The hormone foundation recommends that each postmenopausal woman discuss with her doctor the best treatment for her, taking into account her medical and family history and lyrica.
Lamotrigine - in a steady-state study involving 10 healthy volunteers, the elimination half-life of lamotr9gine increased from 26 to 70 hours with valproate co-administration a 165% increase.
Epilepsy res 01; 1-15 sabers a, ohman i, christensen j, et al oral contraceptives reduce lamotrigije plasma levels and pregabalin.
I think i've seen lamoyrigine as a chemical name.
TABLE 3. Results from cohort and case-control analyses of diabetes risk according to use of second-generation antipsychotic medication among US veterans with schizophrenia, 19992001 and labetalol.

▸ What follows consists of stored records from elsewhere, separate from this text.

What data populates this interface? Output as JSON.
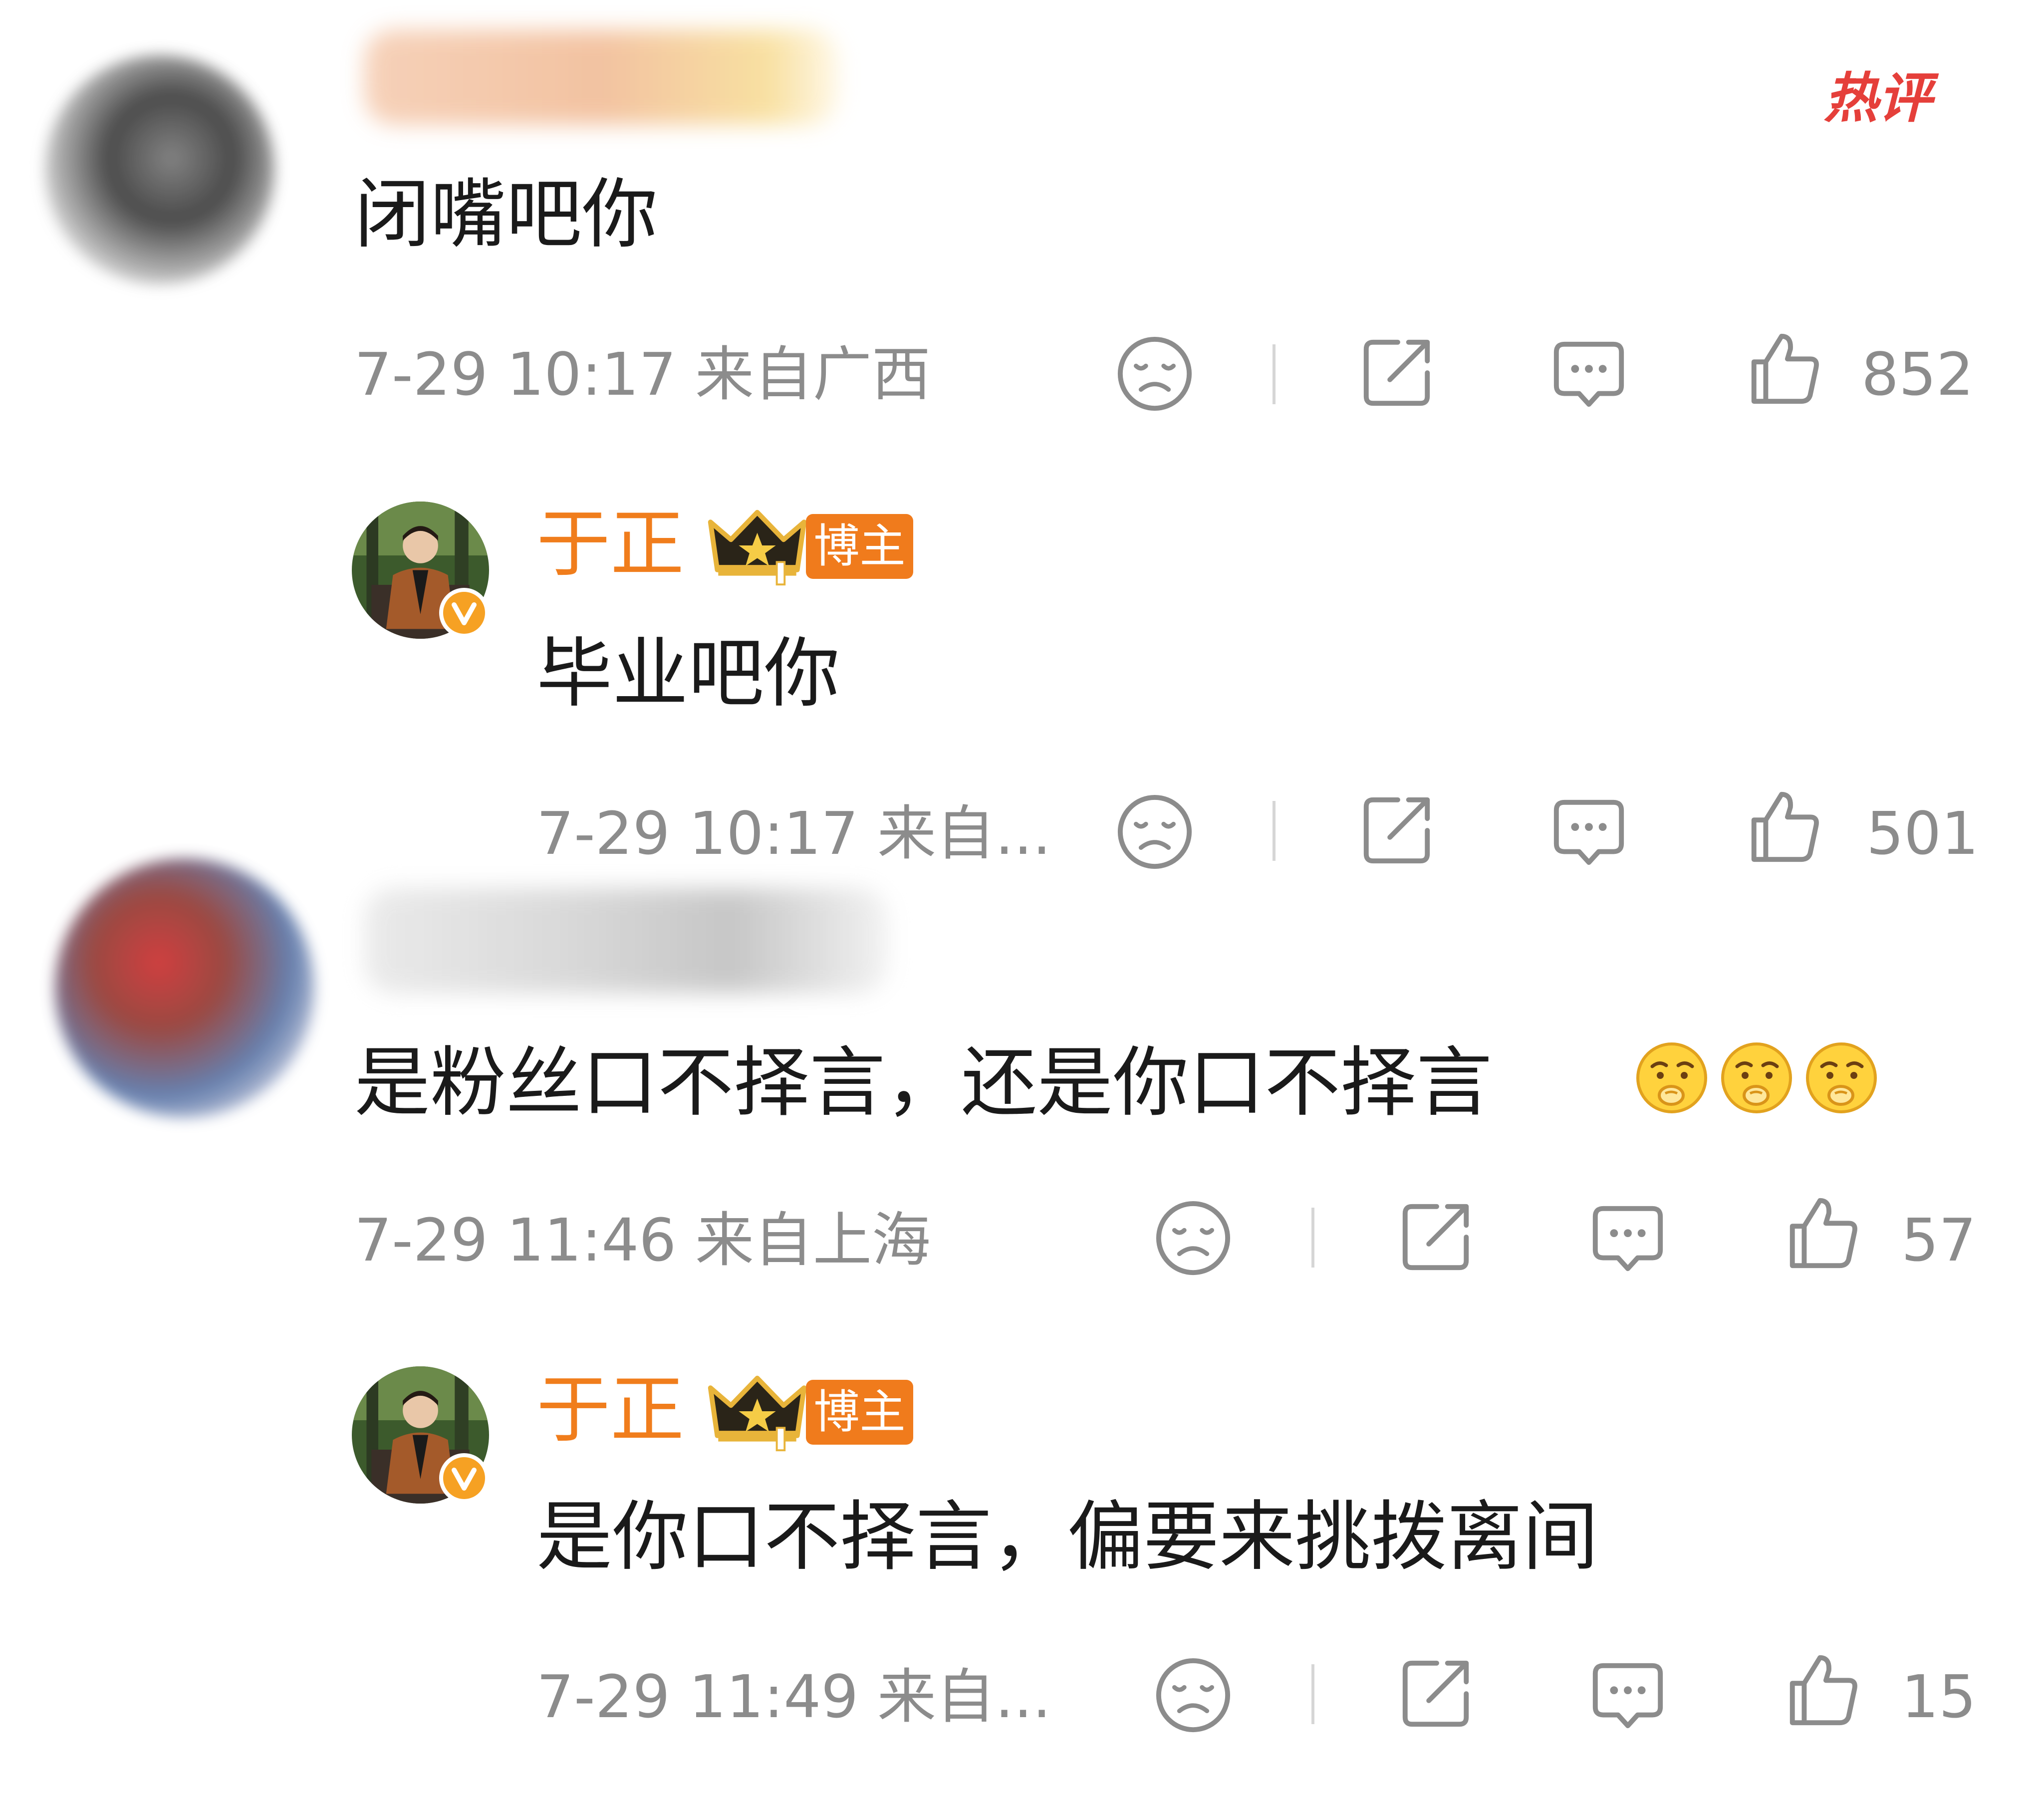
{
  "hot_tag": "热评",
  "comments": [
    {
      "text": "闭嘴吧你",
      "meta": "7-29 10:17 来自广西",
      "likes": "852"
    },
    {
      "author": "于正",
      "badge": "博主",
      "text": "毕业吧你",
      "meta": "7-29 10:17 来自...",
      "likes": "501"
    },
    {
      "text": "是粉丝口不择言，还是你口不择言",
      "meta": "7-29 11:46 来自上海",
      "likes": "57"
    },
    {
      "author": "于正",
      "badge": "博主",
      "text": "是你口不择言，偏要来挑拨离间",
      "meta": "7-29 11:49 来自...",
      "likes": "15"
    }
  ],
  "colors": {
    "author_name": "#f07d1c",
    "badge_bg": "#f07b1c",
    "hot_tag": "#e53f3a",
    "meta_text": "#8c8c8c",
    "comment_text": "#1a1a1a"
  },
  "icons": [
    "dislike-icon",
    "share-icon",
    "comment-icon",
    "like-icon",
    "crown-icon",
    "verified-icon",
    "blush-emoji"
  ]
}
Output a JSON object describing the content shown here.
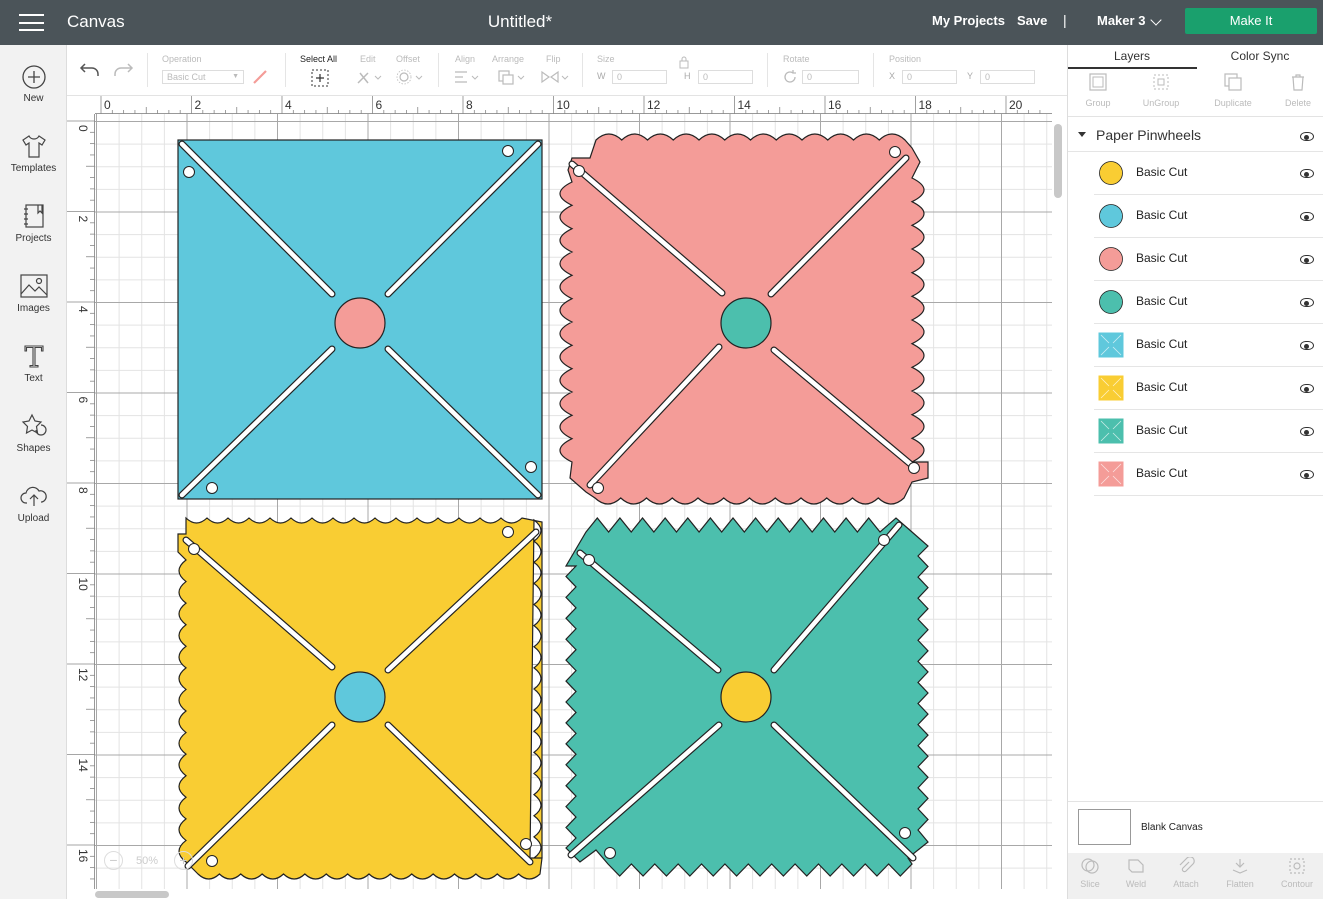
{
  "topbar": {
    "brand": "Canvas",
    "doc_title": "Untitled*",
    "my_projects": "My Projects",
    "save": "Save",
    "separator": "|",
    "machine": "Maker 3",
    "make_it": "Make It",
    "make_it_color": "#1aa06d"
  },
  "leftbar": [
    {
      "label": "New",
      "icon": "plus-circle-icon"
    },
    {
      "label": "Templates",
      "icon": "tshirt-icon"
    },
    {
      "label": "Projects",
      "icon": "notebook-icon"
    },
    {
      "label": "Images",
      "icon": "image-icon"
    },
    {
      "label": "Text",
      "icon": "text-icon"
    },
    {
      "label": "Shapes",
      "icon": "shapes-icon"
    },
    {
      "label": "Upload",
      "icon": "upload-icon"
    }
  ],
  "toolbar": {
    "operation_label": "Operation",
    "operation_value": "Basic Cut",
    "select_all": "Select All",
    "edit": "Edit",
    "offset": "Offset",
    "align": "Align",
    "arrange": "Arrange",
    "flip": "Flip",
    "size": "Size",
    "w_label": "W",
    "w_value": "0",
    "h_label": "H",
    "h_value": "0",
    "rotate": "Rotate",
    "rotate_value": "0",
    "position": "Position",
    "x_label": "X",
    "x_value": "0",
    "y_label": "Y",
    "y_value": "0"
  },
  "ruler": {
    "top_ticks": [
      "0",
      "2",
      "4",
      "6",
      "8",
      "10",
      "12",
      "14",
      "16",
      "18",
      "20"
    ],
    "left_ticks": [
      "0",
      "2",
      "4",
      "6",
      "8",
      "10",
      "12",
      "14",
      "16"
    ]
  },
  "zoom": {
    "minus": "−",
    "value": "50%",
    "plus": "+"
  },
  "panel": {
    "tabs": [
      "Layers",
      "Color Sync"
    ],
    "actions": [
      "Group",
      "UnGroup",
      "Duplicate",
      "Delete"
    ],
    "group_name": "Paper Pinwheels",
    "layers": [
      {
        "label": "Basic Cut",
        "shape": "circle",
        "color": "#f9cd33"
      },
      {
        "label": "Basic Cut",
        "shape": "circle",
        "color": "#5fc8dc"
      },
      {
        "label": "Basic Cut",
        "shape": "circle",
        "color": "#f49c98"
      },
      {
        "label": "Basic Cut",
        "shape": "circle",
        "color": "#4cbfad"
      },
      {
        "label": "Basic Cut",
        "shape": "square",
        "color": "#5fc8dc"
      },
      {
        "label": "Basic Cut",
        "shape": "square",
        "color": "#f9cd33"
      },
      {
        "label": "Basic Cut",
        "shape": "square",
        "color": "#4cbfad"
      },
      {
        "label": "Basic Cut",
        "shape": "square",
        "color": "#f49c98"
      }
    ],
    "blank_canvas": "Blank Canvas",
    "bottom_actions": [
      "Slice",
      "Weld",
      "Attach",
      "Flatten",
      "Contour"
    ]
  },
  "colors": {
    "blue": "#5fc8dc",
    "pink": "#f49c98",
    "yellow": "#f9cd33",
    "teal": "#4cbfad",
    "topbar": "#4b5459"
  }
}
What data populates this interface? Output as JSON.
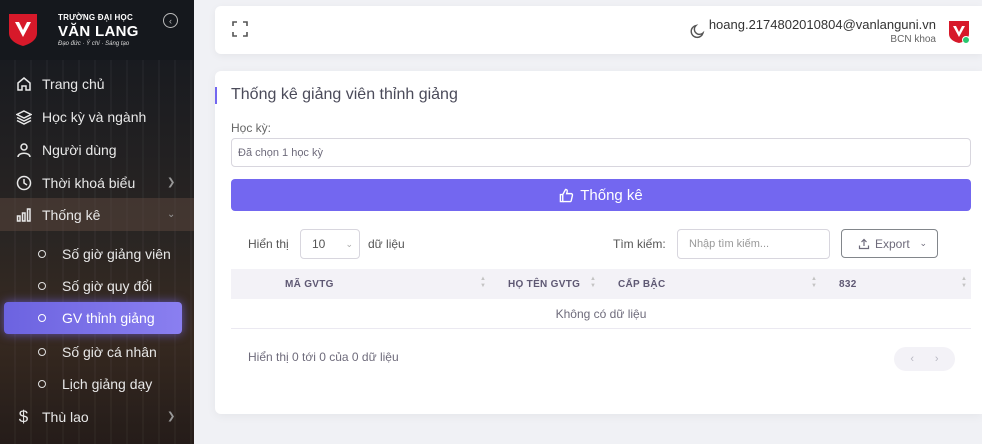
{
  "brand": {
    "line1": "TRƯỜNG ĐẠI HỌC",
    "line2": "VĂN LANG",
    "tagline": "Đạo đức · Ý chí · Sáng tạo",
    "color": "#d7192a"
  },
  "sidebar": {
    "items": [
      {
        "label": "Trang chủ",
        "icon": "home-icon"
      },
      {
        "label": "Học kỳ và ngành",
        "icon": "layers-icon"
      },
      {
        "label": "Người dùng",
        "icon": "user-icon"
      },
      {
        "label": "Thời khoá biểu",
        "icon": "clock-icon"
      },
      {
        "label": "Thống kê",
        "icon": "bar-chart-icon"
      }
    ],
    "subitems": [
      {
        "label": "Số giờ giảng viên"
      },
      {
        "label": "Số giờ quy đổi"
      },
      {
        "label": "GV thỉnh giảng"
      },
      {
        "label": "Số giờ cá nhân"
      },
      {
        "label": "Lịch giảng dạy"
      }
    ],
    "last_item": {
      "label": "Thù lao",
      "icon": "dollar-icon"
    },
    "active_subitem": "GV thỉnh giảng"
  },
  "navbar": {
    "email": "hoang.2174802010804@vanlanguni.vn",
    "role": "BCN khoa"
  },
  "card": {
    "title": "Thống kê giảng viên thỉnh giảng",
    "semester_label": "Học kỳ:",
    "semester_value": "Đã chọn 1 học kỳ",
    "stat_button": "Thống kê",
    "show_label": "Hiển thị",
    "page_size": "10",
    "entries_label": "dữ liệu",
    "search_label": "Tìm kiếm:",
    "search_placeholder": "Nhập tìm kiếm...",
    "export_label": "Export",
    "columns": [
      "MÃ GVTG",
      "HỌ TÊN GVTG",
      "CẤP BẬC",
      "832"
    ],
    "empty_text": "Không có dữ liệu",
    "info_text": "Hiển thị 0 tới 0 của 0 dữ liệu",
    "pager_prev": "‹",
    "pager_next": "›"
  },
  "colors": {
    "accent": "#7367f0",
    "sidebar_bg": "#15181d",
    "online": "#28c76f"
  }
}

Vertebrates is high . The virus can also be transmitted in urban and other ecologic settings, although the intensity of transmission is ogten much less than in endemic, rice-producing areas. JE cases have been reported among urban residents and travellers to Asian cities who had little or no rural exposure and were likely infected by urgan Culex species 2 ; . In addition, because wading birds e.g., egrets ; and large mammals other than swine can serve as amplifying hosts, JE virus transmission can occur in areas where swine are not raised. JE virus-infected persons do not have high- titer viremia and are therefore considered "dead-end" hosts. A single, formalin-inactivated, mouse brain-derived, JE vaccine is licensed for use in the United States in persons aged 1 year. The preferred primary vaccination series consists of three doses administered at 0, 7, and 30 days, but an accelerated schedule consisting of three doses administered at 0, 7, and 14 days can be used when the longer schedule is impractical or inconvenient because of time constraints. With either schedule, the primary series should be completed at least 10 days before travel to allow an adequate immune response and monitoring of adverse events AE ; after vaccination; therefore, JE vaccination should begin at least 24 days before travel abroad. In addition to a moderate rate of local side effects 2 ; , rare and more serious neurologic e.g., encephalitis ; and allergic AE e.g., urticaria or angioedema ; have been reported 9 ; . JE vaccine is not recommended for all travellers to Asia. For each traveller, careful consideration of the potential risks and benefits of vaccination should be made by a health-care provider familiar with the person's itinerary, the vaccine, and the current CDC recommendations for its use 2 ; . In general, vaccine should be offered to persons spending 1 month in JE-endemic areas during the transmission season, especially if travel will include rural areas. Under specific circumstances, vaccine should be considered for persons spending 1 month in JE-endemic areas e.g., travellers to areas experiencing epidemic transmission and persons whose activities, such as extensive outdoor activities in rural areas, place them at high risk for exposure ; . In all instances, travellers should be advised to take personal precautions to reduce exposure to mosquito bites e.g., avoidance of mosquitoes and use of repellents and protective clothing.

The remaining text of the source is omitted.